Trader Joe’s Marketed the First Reusable Shopping Bag
By Kaye Nemec
About 20 years ago, groceries were often carried in brown paper bags.
One day, someone realized that we were wasting too many trees, so many grocery stores changed to plastic bags. Then somebody realized that plastic bags didn’t decompose in landfills. Now, we’re finally transitioning to reusable bags. These bags cost at least $1 each, sometimes more, and you can re-use them for a long time.
They are an excellent solution to the shopping bag dilemma, at least when you remember to bring them in the store with you. They don’t rip like paper bags and they hold much more weight than plastic bags. But, be careful, you should wash these bags regularly since they can be a breading ground for bacteria.
It turns out that Trader Joe’s was the first super market to offer reusable bags in 1977 with their “save-a-tree” canvas grocery bags.
Most of our international readers and even many of our US readers may not have heard of Trader Joe’s. They’re extremely popular in Southern California and they have stores in about half of the other states. Even if you haven’t heard of Trader Joe’s, you’ve likely heard of their owner, German supermarket giant, Aldi.
Aldi is a global supermarket brand that has been around since 1961. They have over 8,200 stores and operates in 18 countries. Aldi was started by the Albrecht brothers and that’s where the name Aldi comes from — it means, “Albrecht Discount.”
The first Trader Joes was opened by Joe Coulombe in 1967. In 1979 Coulombe sold the company to Theo Albrecht, who created the trust that owns Trader Joe’s to this day.
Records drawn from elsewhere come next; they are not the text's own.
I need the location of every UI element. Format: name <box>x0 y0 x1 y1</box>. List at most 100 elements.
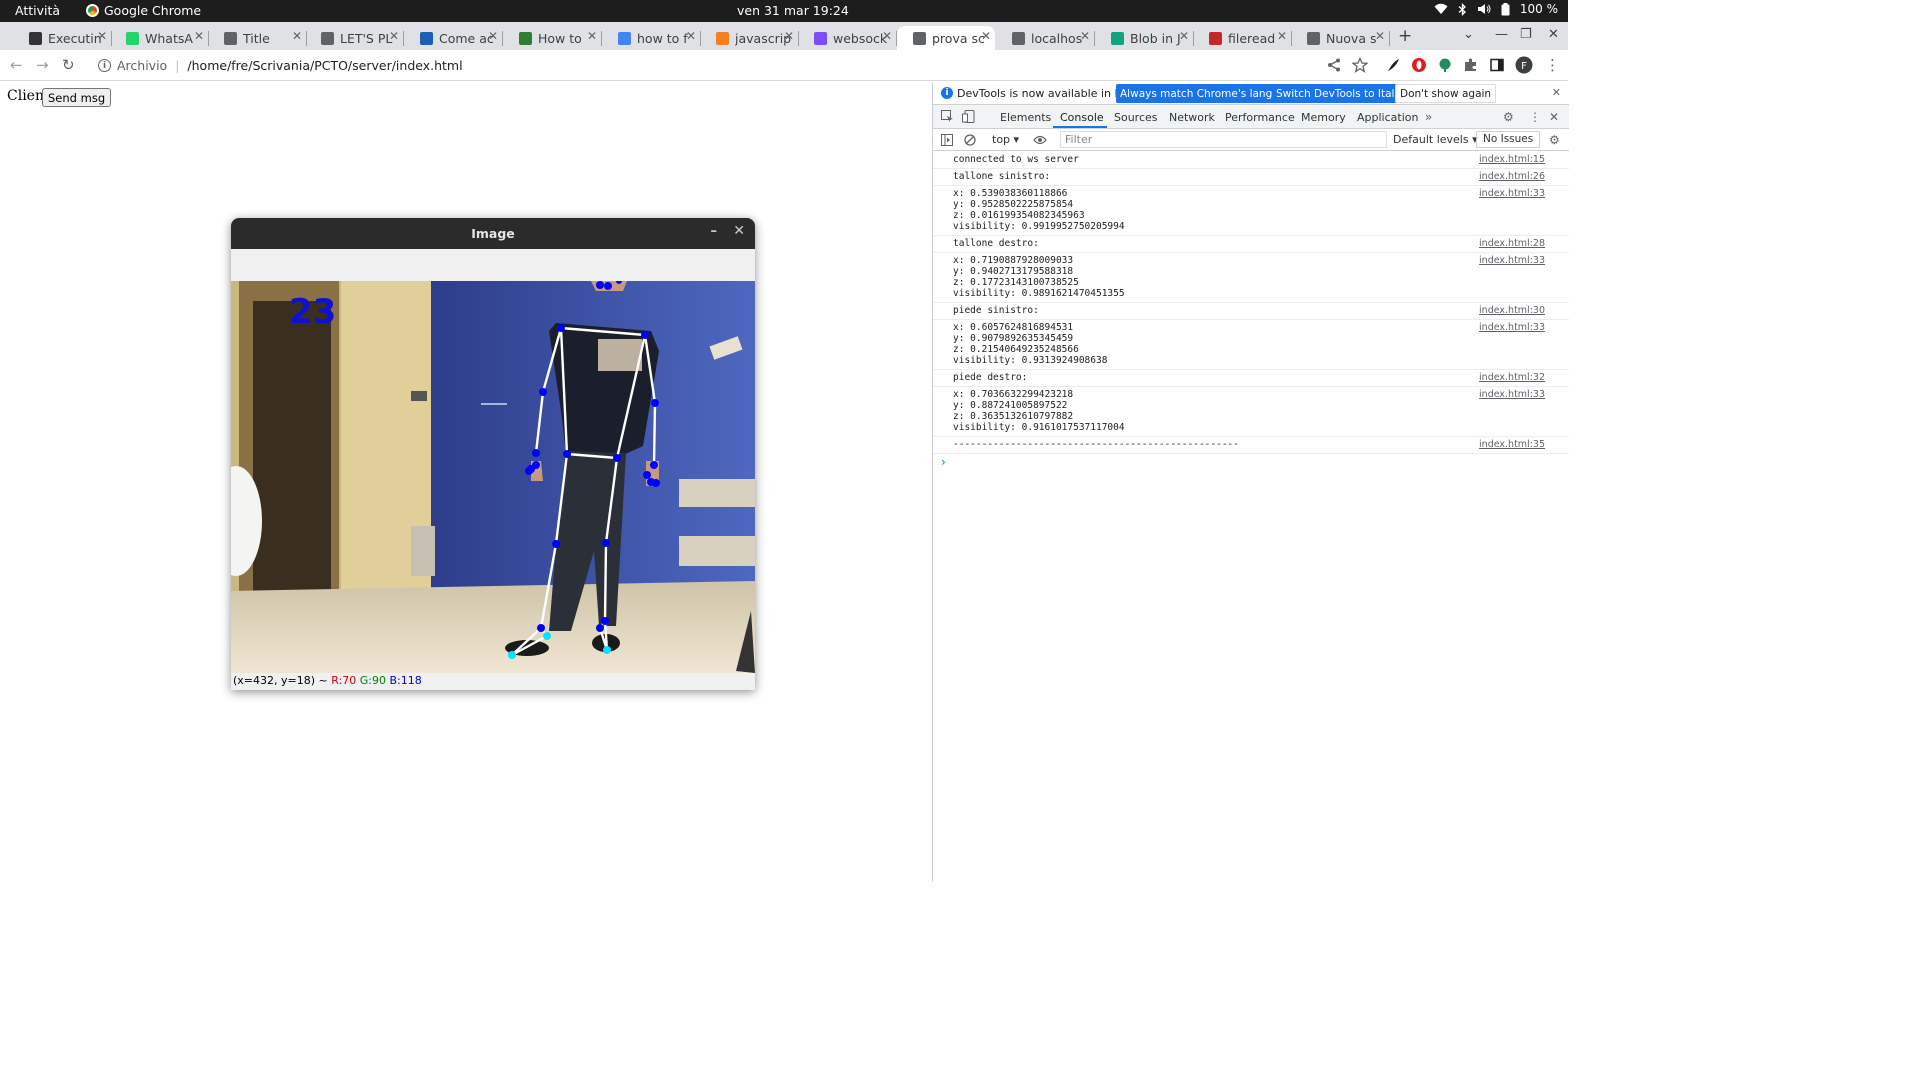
close-infobar-icon[interactable]: ✕ <box>1552 86 1561 99</box>
site-info-icon[interactable]: i <box>98 59 111 72</box>
close-tab-icon[interactable]: ✕ <box>686 29 696 43</box>
context-selector[interactable]: top ▾ <box>992 133 1019 146</box>
tab-performance[interactable]: Performance <box>1225 111 1295 124</box>
clock[interactable]: ven 31 mar 19:24 <box>737 3 849 18</box>
console-source-link[interactable]: index.html:32 <box>1479 372 1545 383</box>
browser-tab[interactable]: fileread ✕ <box>1193 26 1292 50</box>
back-icon[interactable]: ← <box>10 56 23 74</box>
address-bar[interactable]: i Archivio | /home/fre/Scrivania/PCTO/se… <box>90 53 1380 78</box>
switch-to-italian-button[interactable]: Switch DevTools to Italian <box>1272 84 1415 103</box>
console-source-link[interactable]: index.html:30 <box>1479 305 1545 316</box>
browser-tab[interactable]: websock ✕ <box>798 26 897 50</box>
tab-memory[interactable]: Memory <box>1301 111 1346 124</box>
close-tab-icon[interactable]: ✕ <box>488 29 498 43</box>
close-tab-icon[interactable]: ✕ <box>1080 29 1090 43</box>
close-tab-icon[interactable]: ✕ <box>1277 29 1287 43</box>
browser-tab[interactable]: Come ac ✕ <box>404 26 503 50</box>
send-msg-button[interactable]: Send msg <box>42 88 112 107</box>
browser-tab[interactable]: how to f ✕ <box>602 26 701 50</box>
console-message: x: 0.6057624816894531 y: 0.9079892635345… <box>933 320 1569 370</box>
minimize-window-icon[interactable]: – <box>711 224 718 239</box>
console-message-text: piede destro: <box>953 372 1028 383</box>
browser-tab[interactable]: javascrip ✕ <box>700 26 799 50</box>
tab-application[interactable]: Application <box>1357 111 1418 124</box>
console-source-link[interactable]: index.html:33 <box>1479 255 1545 266</box>
console-source-link[interactable]: index.html:15 <box>1479 154 1545 165</box>
frame-counter: 23 <box>289 292 336 332</box>
close-tab-icon[interactable]: ✕ <box>1375 29 1385 43</box>
close-tab-icon[interactable]: ✕ <box>981 29 991 43</box>
minimize-icon[interactable]: — <box>1495 27 1508 42</box>
extension-opera-icon[interactable] <box>1411 57 1427 73</box>
system-tray[interactable]: 100 % <box>1434 2 1558 16</box>
close-window-icon[interactable]: ✕ <box>1548 27 1559 42</box>
restore-icon[interactable]: ❐ <box>1520 27 1532 42</box>
window-titlebar[interactable]: Image – ✕ <box>231 218 755 249</box>
new-tab-button[interactable]: + <box>1398 26 1412 46</box>
console-filter-input[interactable]: Filter <box>1060 131 1387 148</box>
system-top-bar: Attività Google Chrome ven 31 mar 19:24 … <box>0 0 1568 22</box>
live-expression-eye-icon[interactable] <box>1033 135 1047 145</box>
profile-avatar[interactable]: F <box>1515 56 1533 74</box>
browser-tab[interactable]: LET'S PL ✕ <box>305 26 404 50</box>
tab-sources[interactable]: Sources <box>1114 111 1158 124</box>
tab-elements[interactable]: Elements <box>1000 111 1051 124</box>
opencv-image-window[interactable]: Image – ✕ 23 (x=432, y=18) ~ R:70 G:90 B… <box>231 218 755 690</box>
close-window-button-icon[interactable]: ✕ <box>733 223 745 239</box>
console-message: tallone destro: index.html:28 <box>933 236 1569 253</box>
webcam-pose-image[interactable]: 23 <box>231 281 755 673</box>
tab-favicon-icon <box>321 31 334 45</box>
console-source-link[interactable]: index.html:33 <box>1479 322 1545 333</box>
close-tab-icon[interactable]: ✕ <box>587 29 597 43</box>
devtools-menu-icon[interactable]: ⋮ <box>1529 110 1541 124</box>
log-levels-dropdown[interactable]: Default levels ▾ <box>1393 133 1478 146</box>
bookmark-star-icon[interactable] <box>1352 57 1368 73</box>
console-source-link[interactable]: index.html:26 <box>1479 171 1545 182</box>
extensions-puzzle-icon[interactable] <box>1463 57 1479 73</box>
share-icon[interactable] <box>1326 57 1342 73</box>
browser-tab[interactable]: prova sc ✕ <box>897 26 995 50</box>
extension-feather-icon[interactable] <box>1385 57 1401 73</box>
browser-tab[interactable]: WhatsA ✕ <box>110 26 209 50</box>
reload-icon[interactable]: ↻ <box>62 56 75 74</box>
browser-tab[interactable]: Nuova s ✕ <box>1291 26 1390 50</box>
device-toolbar-icon[interactable] <box>962 110 975 123</box>
console-source-link[interactable]: index.html:33 <box>1479 188 1545 199</box>
console-settings-gear-icon[interactable]: ⚙ <box>1549 133 1560 147</box>
tab-search-icon[interactable]: ⌄ <box>1463 27 1474 42</box>
forward-icon[interactable]: → <box>36 56 49 74</box>
app-menu[interactable]: Google Chrome <box>86 3 201 18</box>
separator: | <box>175 58 180 73</box>
side-panel-icon[interactable] <box>1489 57 1505 73</box>
more-tabs-icon[interactable]: » <box>1425 110 1432 124</box>
close-tab-icon[interactable]: ✕ <box>882 29 892 43</box>
close-tab-icon[interactable]: ✕ <box>1179 29 1189 43</box>
show-sidebar-icon[interactable] <box>941 134 953 146</box>
close-tab-icon[interactable]: ✕ <box>292 29 302 43</box>
dont-show-again-button[interactable]: Don't show again <box>1395 84 1497 103</box>
console-source-link[interactable]: index.html:28 <box>1479 238 1545 249</box>
tab-console[interactable]: Console <box>1060 111 1104 124</box>
browser-tab[interactable]: How to ✕ <box>503 26 602 50</box>
tab-favicon-icon <box>1111 31 1124 45</box>
close-tab-icon[interactable]: ✕ <box>784 29 794 43</box>
close-tab-icon[interactable]: ✕ <box>389 29 399 43</box>
extension-shield-icon[interactable] <box>1437 57 1453 73</box>
console-prompt[interactable]: › <box>933 454 1569 469</box>
clear-console-icon[interactable] <box>964 134 976 146</box>
browser-tab[interactable]: Title ✕ <box>208 26 307 50</box>
browser-tab[interactable]: localhos ✕ <box>996 26 1095 50</box>
close-tab-icon[interactable]: ✕ <box>194 29 204 43</box>
settings-gear-icon[interactable]: ⚙ <box>1503 110 1514 124</box>
tab-network[interactable]: Network <box>1169 111 1215 124</box>
browser-tab[interactable]: Executin ✕ <box>13 26 112 50</box>
close-devtools-icon[interactable]: ✕ <box>1549 110 1559 124</box>
activities-button[interactable]: Attività <box>15 3 60 18</box>
browser-tab[interactable]: Blob in J ✕ <box>1095 26 1194 50</box>
console-source-link[interactable]: index.html:33 <box>1479 389 1545 400</box>
console-source-link[interactable]: index.html:35 <box>1479 439 1545 450</box>
chrome-menu-icon[interactable]: ⋮ <box>1545 56 1560 74</box>
close-tab-icon[interactable]: ✕ <box>97 29 107 43</box>
inspect-element-icon[interactable] <box>941 110 954 123</box>
issues-button[interactable]: No Issues <box>1476 131 1541 148</box>
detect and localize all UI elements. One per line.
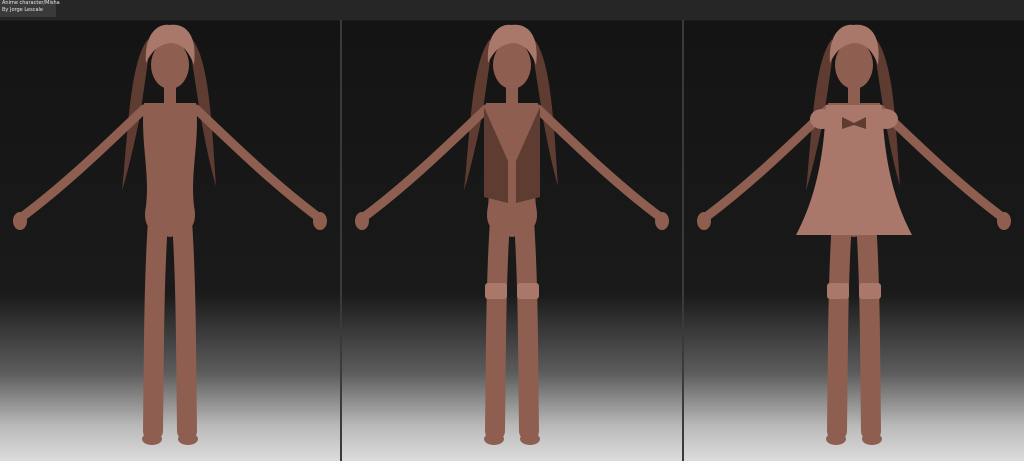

Despite the relationship, Trader Joe’s and Aldi are very different – Trader Joe’s is a bright, island-themed store filled with hard-to-find, unique and upscale food selections at a great value. In addition to their innovative selection, Trader Joe’s also offers a wide variety of organic, natural, vegetarian, gluten free and vegan selections. In fact, in 2007 Trader Joe’s eliminated all added Trans fats from all of their private label products. Trans Fats were just the next thing to go in a list that already included artificial colors, flavors, preservatives and genetically modified ingredients.
At Trader Joe’s at least 10 new items can usually be found in the stores each week. You’ll usually have no problem finding an employee to help you with product questions and to ring you up and bag your selections for you. Shopping at Trader Joe’s is an experience, an event, it makes grocery shopping fun.
Like Trader Joe’s, shopping at Aldi is an experience, although in a much different way. It too has a small store format and limited selection with very low prices, but the store looks more like a warehouse – no frills, no decorations and certainly no “character.” Most of the products are stacked in cardboard boxes on pallets instead of actual shelves. Their slogan, “Honest to Goodness Savings,” sums up their philosophy, which is to bring their customers high quality food at the lowest possible price. Aldi only carries around 1400 of the most frequently purchased household and grocery items and 95% of them are store brand – not name brands you’ll recognize.
At Aldi you have to work a little harder for your savings. With only one register open most of the time, customers are moved through the line quickly and they’re responsible for bagging all of their own groceries at a separate counter to make space for the next guest. Looking for a cart to put your purchases in? You must deposit a quarter in order to get a cart and you’ll get your quarter back when you actually return the cart to the store instead of leaving it in the parking lot.
Domestically, a number of vendors create products under both labels – so some products you find at Aldi may be the same things you find in different packaging at Trader Joe’s. Since Trader Joe’s does not exist in the European market, some of their store brand products have begun to pop up on Aldi shelves there.